Okay, DTS 96/24 is as good as it can ever get on a DVD-Video disc, but it would have been infinitely superior in lossless. Given the EMI Signature series releases have been superb, in DVD-A/V format, it seems strange to me that we are robbed of High Resolution mixes for this title.

Kudos for the Dick Cavett show - but again, strike a point for missing off "Footstompin'" and strike another point for claiming it is "lost". It isn't.

It's still doing the rounds on various bootleg sites in high quality with even the Audio at least as good as on display here. Still, it's worthwhile IMHO.

Final grump from me is the SERIOUSLY ANNOYING LOUD SNATCH OF THE TITLE TRACK IN THE MAIN MENU (see how irritating it is being shouted at? That's what menu music as loud as this is - digital shouting. Bad form.)

Moving on to the good points....the mix in 5.1 is truly outstanding.

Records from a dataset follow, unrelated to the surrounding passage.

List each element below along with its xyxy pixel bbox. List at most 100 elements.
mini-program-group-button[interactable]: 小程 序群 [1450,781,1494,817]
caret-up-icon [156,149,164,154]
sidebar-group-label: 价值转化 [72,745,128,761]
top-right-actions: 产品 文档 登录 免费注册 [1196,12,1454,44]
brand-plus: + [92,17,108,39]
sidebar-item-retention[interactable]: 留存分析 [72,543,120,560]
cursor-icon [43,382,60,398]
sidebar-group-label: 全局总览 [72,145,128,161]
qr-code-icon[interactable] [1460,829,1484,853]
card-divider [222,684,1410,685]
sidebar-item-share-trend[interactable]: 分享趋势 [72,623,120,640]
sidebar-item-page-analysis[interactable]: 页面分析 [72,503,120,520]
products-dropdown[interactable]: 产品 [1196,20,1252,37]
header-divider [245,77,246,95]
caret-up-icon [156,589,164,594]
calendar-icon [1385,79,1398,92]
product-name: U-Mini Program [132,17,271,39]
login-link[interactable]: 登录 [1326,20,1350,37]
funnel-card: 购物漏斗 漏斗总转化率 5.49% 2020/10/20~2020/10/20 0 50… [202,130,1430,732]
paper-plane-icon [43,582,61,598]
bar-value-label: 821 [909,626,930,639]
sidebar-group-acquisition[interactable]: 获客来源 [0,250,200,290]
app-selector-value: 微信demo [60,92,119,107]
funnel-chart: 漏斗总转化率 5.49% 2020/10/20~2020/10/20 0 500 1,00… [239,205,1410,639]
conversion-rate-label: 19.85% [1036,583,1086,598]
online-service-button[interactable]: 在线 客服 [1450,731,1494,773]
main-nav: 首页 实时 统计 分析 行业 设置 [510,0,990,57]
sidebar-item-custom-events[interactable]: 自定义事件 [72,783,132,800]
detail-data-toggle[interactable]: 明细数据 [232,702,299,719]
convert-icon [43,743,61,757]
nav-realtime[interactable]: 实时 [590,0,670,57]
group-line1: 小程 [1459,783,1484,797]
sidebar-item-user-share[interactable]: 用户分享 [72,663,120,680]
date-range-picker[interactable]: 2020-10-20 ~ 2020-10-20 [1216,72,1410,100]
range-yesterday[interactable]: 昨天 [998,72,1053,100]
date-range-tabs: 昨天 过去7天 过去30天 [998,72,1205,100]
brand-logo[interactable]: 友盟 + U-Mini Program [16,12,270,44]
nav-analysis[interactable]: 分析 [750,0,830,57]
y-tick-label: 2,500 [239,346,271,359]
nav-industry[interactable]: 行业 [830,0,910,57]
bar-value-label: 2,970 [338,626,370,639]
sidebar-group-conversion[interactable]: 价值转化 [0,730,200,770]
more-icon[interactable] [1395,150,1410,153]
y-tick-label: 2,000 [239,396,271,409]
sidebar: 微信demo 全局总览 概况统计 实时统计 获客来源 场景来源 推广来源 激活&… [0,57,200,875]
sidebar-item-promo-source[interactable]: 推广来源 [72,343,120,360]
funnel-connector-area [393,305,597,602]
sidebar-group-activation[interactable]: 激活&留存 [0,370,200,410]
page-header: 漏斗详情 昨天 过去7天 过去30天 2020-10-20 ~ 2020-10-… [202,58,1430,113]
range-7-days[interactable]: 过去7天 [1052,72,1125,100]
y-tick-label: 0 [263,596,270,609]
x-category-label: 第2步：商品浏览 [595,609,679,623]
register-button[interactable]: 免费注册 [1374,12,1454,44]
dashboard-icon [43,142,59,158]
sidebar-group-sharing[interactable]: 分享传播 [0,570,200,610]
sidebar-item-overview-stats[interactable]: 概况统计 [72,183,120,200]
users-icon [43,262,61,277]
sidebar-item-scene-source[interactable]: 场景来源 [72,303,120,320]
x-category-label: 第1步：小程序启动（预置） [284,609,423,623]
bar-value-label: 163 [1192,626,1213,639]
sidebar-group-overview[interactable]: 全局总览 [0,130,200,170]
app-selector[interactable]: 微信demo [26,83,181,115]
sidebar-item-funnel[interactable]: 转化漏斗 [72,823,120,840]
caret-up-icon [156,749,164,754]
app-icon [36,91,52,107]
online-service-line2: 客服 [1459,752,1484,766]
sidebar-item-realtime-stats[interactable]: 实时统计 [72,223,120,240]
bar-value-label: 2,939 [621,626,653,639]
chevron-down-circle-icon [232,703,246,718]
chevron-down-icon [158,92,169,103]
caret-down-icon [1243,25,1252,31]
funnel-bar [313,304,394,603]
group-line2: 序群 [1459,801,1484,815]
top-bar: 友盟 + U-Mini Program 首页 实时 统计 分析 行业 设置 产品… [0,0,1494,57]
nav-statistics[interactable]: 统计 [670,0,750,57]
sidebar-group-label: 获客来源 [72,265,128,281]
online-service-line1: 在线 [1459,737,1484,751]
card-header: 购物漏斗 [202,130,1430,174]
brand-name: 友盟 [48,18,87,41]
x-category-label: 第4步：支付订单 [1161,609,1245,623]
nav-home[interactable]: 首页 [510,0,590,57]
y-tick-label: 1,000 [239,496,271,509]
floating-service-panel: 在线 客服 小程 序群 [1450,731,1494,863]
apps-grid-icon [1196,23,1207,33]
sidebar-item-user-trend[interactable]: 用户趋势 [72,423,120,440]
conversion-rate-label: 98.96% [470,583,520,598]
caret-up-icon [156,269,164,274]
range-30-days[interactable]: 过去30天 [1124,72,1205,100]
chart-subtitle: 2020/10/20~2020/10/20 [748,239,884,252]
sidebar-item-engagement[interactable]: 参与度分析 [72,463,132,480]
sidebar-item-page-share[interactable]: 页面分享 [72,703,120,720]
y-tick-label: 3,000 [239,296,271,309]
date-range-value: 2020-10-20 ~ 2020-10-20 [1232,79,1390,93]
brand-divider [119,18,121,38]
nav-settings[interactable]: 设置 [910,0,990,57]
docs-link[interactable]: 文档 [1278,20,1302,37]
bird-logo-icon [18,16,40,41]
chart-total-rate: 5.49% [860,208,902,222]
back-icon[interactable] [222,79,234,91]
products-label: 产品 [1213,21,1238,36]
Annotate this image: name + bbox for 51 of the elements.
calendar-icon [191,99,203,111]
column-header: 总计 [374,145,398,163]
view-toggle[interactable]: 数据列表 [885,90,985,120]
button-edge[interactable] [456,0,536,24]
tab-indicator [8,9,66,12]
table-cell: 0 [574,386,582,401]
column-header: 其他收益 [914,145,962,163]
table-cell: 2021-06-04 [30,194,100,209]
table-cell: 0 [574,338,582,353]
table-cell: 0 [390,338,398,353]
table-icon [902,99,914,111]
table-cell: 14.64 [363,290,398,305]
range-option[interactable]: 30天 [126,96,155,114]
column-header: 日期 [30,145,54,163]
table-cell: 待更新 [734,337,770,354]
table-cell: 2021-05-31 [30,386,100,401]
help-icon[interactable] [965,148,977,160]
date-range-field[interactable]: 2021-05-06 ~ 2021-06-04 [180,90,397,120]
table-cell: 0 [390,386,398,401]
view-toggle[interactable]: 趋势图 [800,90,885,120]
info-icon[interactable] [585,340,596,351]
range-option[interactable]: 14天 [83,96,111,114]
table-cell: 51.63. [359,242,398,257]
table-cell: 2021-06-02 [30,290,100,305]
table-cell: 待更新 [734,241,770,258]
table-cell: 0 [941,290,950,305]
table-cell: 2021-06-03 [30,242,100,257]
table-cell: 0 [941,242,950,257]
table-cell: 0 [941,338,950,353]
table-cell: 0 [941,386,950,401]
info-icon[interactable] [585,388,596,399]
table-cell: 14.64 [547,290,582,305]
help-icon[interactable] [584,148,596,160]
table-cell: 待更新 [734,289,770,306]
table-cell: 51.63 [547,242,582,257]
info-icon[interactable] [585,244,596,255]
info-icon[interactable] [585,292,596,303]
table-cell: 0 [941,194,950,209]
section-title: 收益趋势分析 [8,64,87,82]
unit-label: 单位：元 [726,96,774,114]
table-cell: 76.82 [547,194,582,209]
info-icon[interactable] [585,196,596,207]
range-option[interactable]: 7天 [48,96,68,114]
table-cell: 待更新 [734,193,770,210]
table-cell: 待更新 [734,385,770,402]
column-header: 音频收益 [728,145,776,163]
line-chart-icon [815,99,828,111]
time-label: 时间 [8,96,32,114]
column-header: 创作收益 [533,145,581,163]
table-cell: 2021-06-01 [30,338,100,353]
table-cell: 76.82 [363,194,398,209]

The title track kicks in with what is - at first - a disconcerting reverb on the drums, but TV has done a superb job & has recaptured the feel of '74 era bowie in a truly outstanding manner. The BV's are predominantly to the rear channels (listen carefully, as this album was the now legendary Luther Vandross' first serious session outing) and the main vocals are not isolated in the centre, but in L/R with the centre seemingly used for a vocal slapback effect. It works, and it works well.